За дверью оказалась кладовка. Пустая. Только в углу лежала стопка сложенных пустых мешков.
— Значит, самогон вы не варите, — сказал Осипов без всякого намека на вопрос, продолжая оглядывать кладовку. Несколько овсяных зерен на полу не ускользнули от его внимания.
Женщина промолчала.
— А хозяина-то чего, нету? — посмотрел он на женщину.
Она едва заметно отрицательно мотнула головой.
— А где он?
Женщина, опять-таки молча, неопределенно пожала плечами. Похоже, что разговаривать у нее не было желания.
— А чем он занимается? — продолжал допытываться Осипов.
Она продолжала молчать. Коля посмотрел ей в глаза и увидел абсолютное безразличие. Ее унылый взгляд совершенно ничего не выражал, словно все, что происходило в доме, а тем более вне его, этой женщины никак не касалось.
— А ты что все время молчишь? — спросил Коля с раздражением и уже на «ты». — Немая, что ли?
В ответ она лишь сморгнула.
— Да что ж это такое? — с усмешкой обернулся Осипов к Георгию. — На этой улице, похоже, одни убогие и проживают…
В комнатке вдруг громко заголосил грудной ребенок, но женщина даже не двинулась с места.

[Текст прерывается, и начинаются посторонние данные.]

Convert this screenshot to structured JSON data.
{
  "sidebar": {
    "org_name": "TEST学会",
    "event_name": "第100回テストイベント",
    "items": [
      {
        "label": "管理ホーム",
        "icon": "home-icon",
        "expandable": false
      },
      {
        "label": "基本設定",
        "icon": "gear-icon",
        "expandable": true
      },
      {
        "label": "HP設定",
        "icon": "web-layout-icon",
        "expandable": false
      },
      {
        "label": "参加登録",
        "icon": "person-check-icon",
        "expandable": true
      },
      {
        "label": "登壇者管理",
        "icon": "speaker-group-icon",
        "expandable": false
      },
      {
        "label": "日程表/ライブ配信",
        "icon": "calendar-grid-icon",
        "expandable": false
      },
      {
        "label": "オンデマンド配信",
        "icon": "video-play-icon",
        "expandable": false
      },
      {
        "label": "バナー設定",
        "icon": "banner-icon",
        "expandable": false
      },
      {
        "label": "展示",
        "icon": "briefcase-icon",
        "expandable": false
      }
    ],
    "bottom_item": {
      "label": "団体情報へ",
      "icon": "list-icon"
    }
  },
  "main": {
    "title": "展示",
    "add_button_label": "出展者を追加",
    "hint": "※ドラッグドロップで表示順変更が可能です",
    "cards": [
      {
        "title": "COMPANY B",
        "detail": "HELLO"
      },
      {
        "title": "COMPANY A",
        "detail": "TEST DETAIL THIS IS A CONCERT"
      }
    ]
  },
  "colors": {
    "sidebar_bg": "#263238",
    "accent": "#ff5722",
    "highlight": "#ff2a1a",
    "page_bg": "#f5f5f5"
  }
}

— Ты что, не слышишь? У тебя дите плачет! — удивленно посмотрел на нее Осипов.
Мария прошла в комнату, и через минуту плач затих. Затем вернулась и безучастно встала у двери.
— А хозяин… — спросил Коля без интереса, — он когда придет?
Она в ответ покачала головой: не знаю, мол.
— М-да-а-а, — криво ухмыляясь, протянул Осипов, обращаясь к Жоре, — похоже, нам тут больше делать нечего. Пошли дальше, что ли?